Bajo esta mirada, los territorios de extracción, marcados no solo por instalaciones asociadas a la extracción minera y salmonera, sino que también, por la existencia de comunidades que habitan en estos espacios, se presentan como áreas sensibles, donde las múltiples dinámicas asociadas a dichas actividades han perturbado el paisaje próximo a los sitios de extracción, transformando las pautas sociales y culturales de las comunidades locales. Específicamente, desde la dimensión física del territorio, los impactos descritos se asocian, principalmente, con la transformación del paisaje y la perturbación de ecosistemas frágiles ambientalmente, la contaminación de los suelos, el aire y el fondo marino en el caso de la salmonicultura, daños en algunos casos irreversibles en la flora y fauna, entre muchos otros.

Desde la perspectiva sociocultural, al incidir un nuevo modelo económico sobre un territorio éste genera distintos tipos de impactos, unos cuantificables y otros subjetivos. Entre los primeros es posible encontrar incrementos de población no residente, desarrollando problemas sociales internos debido a diferencias de ingresos entre residentes y no residentes; sobrecarga de la infraestructura urbana, vivienda y servicios; y conflictos con población indígena, por mencionar algunos (Sincovich et al., 2018). Dentro de los segundos, se encuentran cambios en las relaciones comunitarias, así como impactos en los modos de vida que llevan al abandono de tradiciones antiguas del territorio (por ejemplo, en la zona salmonera de Chiloé), así como transformaciones en los símbolos e hitos espaciales, por ello en la percepción del territorio, entre otros. Estos cambios, más allá de ser entendidos como un escenario de devastación cultural, muestran cómo los paisajes se transforman, son dinámicos y están en constante construcción (Yañez, 2010), forzando la reinterpretación del territorio para sus habitantes.

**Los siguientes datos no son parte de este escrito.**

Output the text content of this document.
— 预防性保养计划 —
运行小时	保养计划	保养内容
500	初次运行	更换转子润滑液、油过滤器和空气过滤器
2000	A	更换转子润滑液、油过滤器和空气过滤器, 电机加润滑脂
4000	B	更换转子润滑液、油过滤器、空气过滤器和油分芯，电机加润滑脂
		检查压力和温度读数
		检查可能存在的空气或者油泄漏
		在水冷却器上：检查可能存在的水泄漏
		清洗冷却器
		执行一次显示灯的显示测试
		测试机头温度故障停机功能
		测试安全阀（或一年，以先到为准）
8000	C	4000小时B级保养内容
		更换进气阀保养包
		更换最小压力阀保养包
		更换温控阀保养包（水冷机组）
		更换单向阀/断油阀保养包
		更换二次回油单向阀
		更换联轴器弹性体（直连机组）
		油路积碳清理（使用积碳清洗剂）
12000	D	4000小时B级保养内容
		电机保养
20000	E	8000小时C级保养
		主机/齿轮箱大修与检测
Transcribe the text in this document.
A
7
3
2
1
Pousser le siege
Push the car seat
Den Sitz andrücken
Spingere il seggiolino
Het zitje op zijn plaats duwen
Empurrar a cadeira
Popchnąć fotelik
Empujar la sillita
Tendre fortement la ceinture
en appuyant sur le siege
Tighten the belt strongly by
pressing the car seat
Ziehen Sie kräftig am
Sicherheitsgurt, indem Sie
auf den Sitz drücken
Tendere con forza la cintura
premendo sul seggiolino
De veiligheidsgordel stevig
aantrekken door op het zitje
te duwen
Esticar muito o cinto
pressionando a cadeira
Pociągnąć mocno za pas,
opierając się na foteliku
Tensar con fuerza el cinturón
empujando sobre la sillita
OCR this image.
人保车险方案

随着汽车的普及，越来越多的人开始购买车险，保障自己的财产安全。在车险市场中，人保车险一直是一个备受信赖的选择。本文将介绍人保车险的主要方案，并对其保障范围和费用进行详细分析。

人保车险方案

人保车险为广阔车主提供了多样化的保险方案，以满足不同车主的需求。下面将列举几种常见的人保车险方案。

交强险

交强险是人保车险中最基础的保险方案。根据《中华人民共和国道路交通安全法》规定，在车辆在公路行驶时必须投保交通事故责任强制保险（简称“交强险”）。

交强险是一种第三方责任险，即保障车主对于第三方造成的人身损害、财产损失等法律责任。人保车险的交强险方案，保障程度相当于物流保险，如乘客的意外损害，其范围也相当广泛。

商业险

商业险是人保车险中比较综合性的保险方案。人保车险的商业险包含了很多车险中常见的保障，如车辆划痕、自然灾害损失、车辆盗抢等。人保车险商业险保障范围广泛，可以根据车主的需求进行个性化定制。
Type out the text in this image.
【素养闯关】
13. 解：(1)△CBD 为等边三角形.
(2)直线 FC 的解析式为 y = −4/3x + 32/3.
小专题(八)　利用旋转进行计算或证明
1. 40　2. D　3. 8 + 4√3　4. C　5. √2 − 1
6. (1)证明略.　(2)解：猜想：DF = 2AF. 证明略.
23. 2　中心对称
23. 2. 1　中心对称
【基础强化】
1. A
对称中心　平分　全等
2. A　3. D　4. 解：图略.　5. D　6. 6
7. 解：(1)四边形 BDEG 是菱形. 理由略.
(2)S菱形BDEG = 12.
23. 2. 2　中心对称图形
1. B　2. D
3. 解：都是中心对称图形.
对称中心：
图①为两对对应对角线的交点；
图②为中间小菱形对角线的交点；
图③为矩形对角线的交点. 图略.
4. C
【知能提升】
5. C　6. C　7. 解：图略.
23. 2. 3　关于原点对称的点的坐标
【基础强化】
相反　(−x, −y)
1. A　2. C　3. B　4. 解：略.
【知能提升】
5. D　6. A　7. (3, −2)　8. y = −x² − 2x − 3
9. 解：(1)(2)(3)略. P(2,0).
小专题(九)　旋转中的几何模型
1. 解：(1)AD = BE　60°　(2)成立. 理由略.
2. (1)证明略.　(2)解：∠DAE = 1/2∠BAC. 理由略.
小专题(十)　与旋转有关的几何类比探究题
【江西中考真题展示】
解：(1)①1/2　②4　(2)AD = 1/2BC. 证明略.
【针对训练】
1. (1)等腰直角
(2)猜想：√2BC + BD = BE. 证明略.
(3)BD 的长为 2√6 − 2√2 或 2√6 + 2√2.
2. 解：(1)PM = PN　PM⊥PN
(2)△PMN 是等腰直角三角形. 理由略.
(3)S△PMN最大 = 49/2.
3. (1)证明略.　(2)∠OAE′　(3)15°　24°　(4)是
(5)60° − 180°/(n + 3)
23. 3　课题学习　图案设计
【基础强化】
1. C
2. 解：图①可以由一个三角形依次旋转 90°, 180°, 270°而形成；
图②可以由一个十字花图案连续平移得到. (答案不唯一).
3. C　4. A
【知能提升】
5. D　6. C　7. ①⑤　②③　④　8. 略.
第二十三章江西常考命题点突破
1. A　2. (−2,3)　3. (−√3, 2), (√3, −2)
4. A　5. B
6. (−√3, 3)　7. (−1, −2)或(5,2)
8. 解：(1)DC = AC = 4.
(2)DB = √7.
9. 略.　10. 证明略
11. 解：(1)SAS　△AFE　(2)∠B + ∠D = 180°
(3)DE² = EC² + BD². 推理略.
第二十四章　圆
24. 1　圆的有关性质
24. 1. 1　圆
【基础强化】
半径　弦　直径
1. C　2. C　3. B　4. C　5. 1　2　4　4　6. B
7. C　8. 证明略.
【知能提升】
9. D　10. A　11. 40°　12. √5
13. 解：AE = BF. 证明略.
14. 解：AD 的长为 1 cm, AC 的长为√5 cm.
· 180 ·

En el norte del país, se puede apreciar cómo la actividad minera ha transformado el paisaje, impactando en las lagunas y vegas, en la flora y fauna, y en los suelos del Salar de Atacama, zona considerada frágil ambientalmente. Por su parte, los impactos en las comunidades indígenas que habitan la zona desde tiempos inmemoriales, han visto cómo la actividad minera ha modificado pautas sociales, referidas a actividades socioeconómicas como la recolección de recursos presentes en el Salar, y también culturales, asociadas a la transformación del territorio ancestral, donde sitios representativos de la identidad local y cargados de significado se han dañado con el tiempo y en algunos casos, hasta desaparecido, sin haber responsables de aquel perjuicio o transformación para los habitantes

 

Figura 1: Juego elaborado con restos de infraestructura de la industria salmonera en Isla Cailín, Quellón. Fuente: Francisca Caniguan Velarde.
Figura 1: Juego elaborado con restos de infraestructura de la industria salmonera en Isla Cailín, Quellón. Fuente: Francisca Caniguan Velarde.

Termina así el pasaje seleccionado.